Considering the forks (first from Sun to the various open source implementations and later the fork from open source into Oracle's closed source version) were such a long time ago, there is not that much original code left. A lot of storage tech, or even entire storage concepts, did not exist when Sun open sourced ZFS. Various ZFS implementations developed their own support for TRIM, or Sequential Resilvering, or Zstd compression, or Persistent L2ARC, or Native ZFS Encryption, or Fusion Pools, or Allocation Classes, or dRAID, or RAIDZ expansion long after 2005. That's is why the majority of the code in OpenZFS 2 is from long after the fork from Sun code twenty years ago.

Modern OpenZFS contains new code contributions from Nexenta Systems, Delphix, Intel, iXsystems, Datto, Klara Systems and a whole bunch of other companies that have voluntarily offered their code when most of the non-Oracle ZFS implementations merged to become OpenZFS 2.0.

If you'd want to relicense OpenZFS you could get Oracle to agree for the bit under Sun copyright but for the majority of the code you'd have to get a dozen or so companies to agree to relicensing their contributions (probably not that hard) and many hundreds of individual contributors over two decades (a big task and probably not worth it).

The only thing Oracle wants to "contribute positively to" is Larry's next yacht.

Honestly the cddl being incompatible with the gpl is one of the weirder statements to come out of the fsf.
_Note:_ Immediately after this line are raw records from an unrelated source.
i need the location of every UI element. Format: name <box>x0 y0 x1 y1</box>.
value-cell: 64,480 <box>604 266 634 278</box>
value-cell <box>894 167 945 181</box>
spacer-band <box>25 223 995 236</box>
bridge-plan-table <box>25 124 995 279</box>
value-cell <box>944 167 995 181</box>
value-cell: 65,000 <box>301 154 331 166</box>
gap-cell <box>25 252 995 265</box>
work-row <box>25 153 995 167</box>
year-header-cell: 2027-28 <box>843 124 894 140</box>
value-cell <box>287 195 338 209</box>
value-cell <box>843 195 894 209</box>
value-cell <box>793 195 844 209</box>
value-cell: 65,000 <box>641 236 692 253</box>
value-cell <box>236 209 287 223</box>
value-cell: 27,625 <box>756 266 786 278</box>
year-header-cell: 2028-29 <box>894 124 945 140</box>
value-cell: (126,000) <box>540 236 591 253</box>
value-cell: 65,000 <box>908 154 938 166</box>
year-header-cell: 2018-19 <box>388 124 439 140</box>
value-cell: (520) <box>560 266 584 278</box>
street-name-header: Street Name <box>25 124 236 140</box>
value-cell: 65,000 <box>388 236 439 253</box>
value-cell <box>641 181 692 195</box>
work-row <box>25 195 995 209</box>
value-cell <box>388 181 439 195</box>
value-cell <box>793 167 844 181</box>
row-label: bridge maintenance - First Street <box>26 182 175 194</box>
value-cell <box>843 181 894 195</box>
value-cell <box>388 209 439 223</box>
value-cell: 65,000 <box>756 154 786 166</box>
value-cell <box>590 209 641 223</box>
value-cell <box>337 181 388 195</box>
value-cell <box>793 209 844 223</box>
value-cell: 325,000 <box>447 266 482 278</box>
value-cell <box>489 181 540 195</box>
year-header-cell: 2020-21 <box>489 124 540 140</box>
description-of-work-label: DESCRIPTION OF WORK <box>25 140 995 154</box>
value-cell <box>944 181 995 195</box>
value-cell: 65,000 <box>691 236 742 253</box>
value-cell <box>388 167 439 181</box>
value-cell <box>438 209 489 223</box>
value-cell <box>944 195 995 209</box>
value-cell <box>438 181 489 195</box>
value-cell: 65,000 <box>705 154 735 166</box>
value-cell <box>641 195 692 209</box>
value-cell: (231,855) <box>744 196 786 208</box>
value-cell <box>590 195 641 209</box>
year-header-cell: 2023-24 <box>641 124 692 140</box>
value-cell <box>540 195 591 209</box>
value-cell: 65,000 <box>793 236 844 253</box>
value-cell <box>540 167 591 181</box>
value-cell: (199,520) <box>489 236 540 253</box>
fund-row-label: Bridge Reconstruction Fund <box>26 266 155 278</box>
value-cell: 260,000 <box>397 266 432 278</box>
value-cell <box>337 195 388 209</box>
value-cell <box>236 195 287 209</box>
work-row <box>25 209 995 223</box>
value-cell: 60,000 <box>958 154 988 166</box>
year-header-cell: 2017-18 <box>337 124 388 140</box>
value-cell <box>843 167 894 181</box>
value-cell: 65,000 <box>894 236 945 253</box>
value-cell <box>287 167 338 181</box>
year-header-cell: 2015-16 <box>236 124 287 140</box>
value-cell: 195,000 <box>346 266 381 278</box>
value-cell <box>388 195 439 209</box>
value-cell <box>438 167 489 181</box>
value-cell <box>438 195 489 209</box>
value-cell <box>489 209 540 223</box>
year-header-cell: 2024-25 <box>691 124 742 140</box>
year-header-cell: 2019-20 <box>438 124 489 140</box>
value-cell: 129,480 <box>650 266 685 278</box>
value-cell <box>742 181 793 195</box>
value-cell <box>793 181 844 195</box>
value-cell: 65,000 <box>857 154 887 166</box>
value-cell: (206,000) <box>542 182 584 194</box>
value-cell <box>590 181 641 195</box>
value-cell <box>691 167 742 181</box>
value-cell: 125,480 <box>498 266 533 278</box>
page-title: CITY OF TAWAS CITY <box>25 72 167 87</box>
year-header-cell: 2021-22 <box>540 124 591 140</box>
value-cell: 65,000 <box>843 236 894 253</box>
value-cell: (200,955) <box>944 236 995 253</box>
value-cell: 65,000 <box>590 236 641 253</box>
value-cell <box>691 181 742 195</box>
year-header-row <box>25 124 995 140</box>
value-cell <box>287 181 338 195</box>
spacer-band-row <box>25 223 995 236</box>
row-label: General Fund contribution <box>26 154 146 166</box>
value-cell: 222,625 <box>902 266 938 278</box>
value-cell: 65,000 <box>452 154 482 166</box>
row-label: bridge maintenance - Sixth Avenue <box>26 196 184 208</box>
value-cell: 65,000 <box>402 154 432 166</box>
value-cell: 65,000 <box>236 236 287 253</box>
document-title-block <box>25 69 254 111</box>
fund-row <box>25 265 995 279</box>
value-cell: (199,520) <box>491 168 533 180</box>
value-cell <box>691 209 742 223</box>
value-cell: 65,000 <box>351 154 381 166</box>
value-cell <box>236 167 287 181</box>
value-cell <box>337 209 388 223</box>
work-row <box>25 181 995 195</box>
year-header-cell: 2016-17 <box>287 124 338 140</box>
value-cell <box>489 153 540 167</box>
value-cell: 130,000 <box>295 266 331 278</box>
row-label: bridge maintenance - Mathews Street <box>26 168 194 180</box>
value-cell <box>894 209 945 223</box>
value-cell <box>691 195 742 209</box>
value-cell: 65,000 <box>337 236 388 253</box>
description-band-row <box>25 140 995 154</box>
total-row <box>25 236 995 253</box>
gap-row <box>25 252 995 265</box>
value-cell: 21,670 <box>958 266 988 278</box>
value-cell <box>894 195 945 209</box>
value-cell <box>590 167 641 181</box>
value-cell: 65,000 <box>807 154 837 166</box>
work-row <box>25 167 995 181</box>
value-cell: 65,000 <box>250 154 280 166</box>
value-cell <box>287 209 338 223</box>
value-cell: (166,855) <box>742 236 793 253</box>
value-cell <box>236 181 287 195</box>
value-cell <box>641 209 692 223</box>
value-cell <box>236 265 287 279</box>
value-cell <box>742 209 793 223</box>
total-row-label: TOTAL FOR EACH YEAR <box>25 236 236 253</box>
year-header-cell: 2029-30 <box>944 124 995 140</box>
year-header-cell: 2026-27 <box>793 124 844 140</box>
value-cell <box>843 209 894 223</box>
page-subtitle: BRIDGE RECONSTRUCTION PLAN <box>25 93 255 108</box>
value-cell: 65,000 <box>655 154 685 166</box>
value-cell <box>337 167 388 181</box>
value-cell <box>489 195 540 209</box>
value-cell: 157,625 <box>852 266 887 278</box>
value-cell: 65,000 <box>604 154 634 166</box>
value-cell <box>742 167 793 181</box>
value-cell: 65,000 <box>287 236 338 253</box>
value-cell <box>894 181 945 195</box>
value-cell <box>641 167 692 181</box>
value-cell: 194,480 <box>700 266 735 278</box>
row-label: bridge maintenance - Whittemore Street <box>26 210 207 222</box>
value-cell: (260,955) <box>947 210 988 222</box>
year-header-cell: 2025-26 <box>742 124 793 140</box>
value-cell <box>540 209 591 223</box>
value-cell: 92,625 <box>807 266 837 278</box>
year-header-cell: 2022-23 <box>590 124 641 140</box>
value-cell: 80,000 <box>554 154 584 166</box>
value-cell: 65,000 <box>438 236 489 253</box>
It comes up every time the cddl is mentioned but no one really knows why they are incompatible, it is basically "the fsf says they are incompatible" and when really pressed, they dithered until 2016 then came up with some hand waving that the incompatibility is some minutia as to what scope each license applies to.

The whole thing smells of some FSF agenda to me. if you ship a cddl file in your gpl project it is still a gpl licensed project and the cddl file is still a cddl licensed file.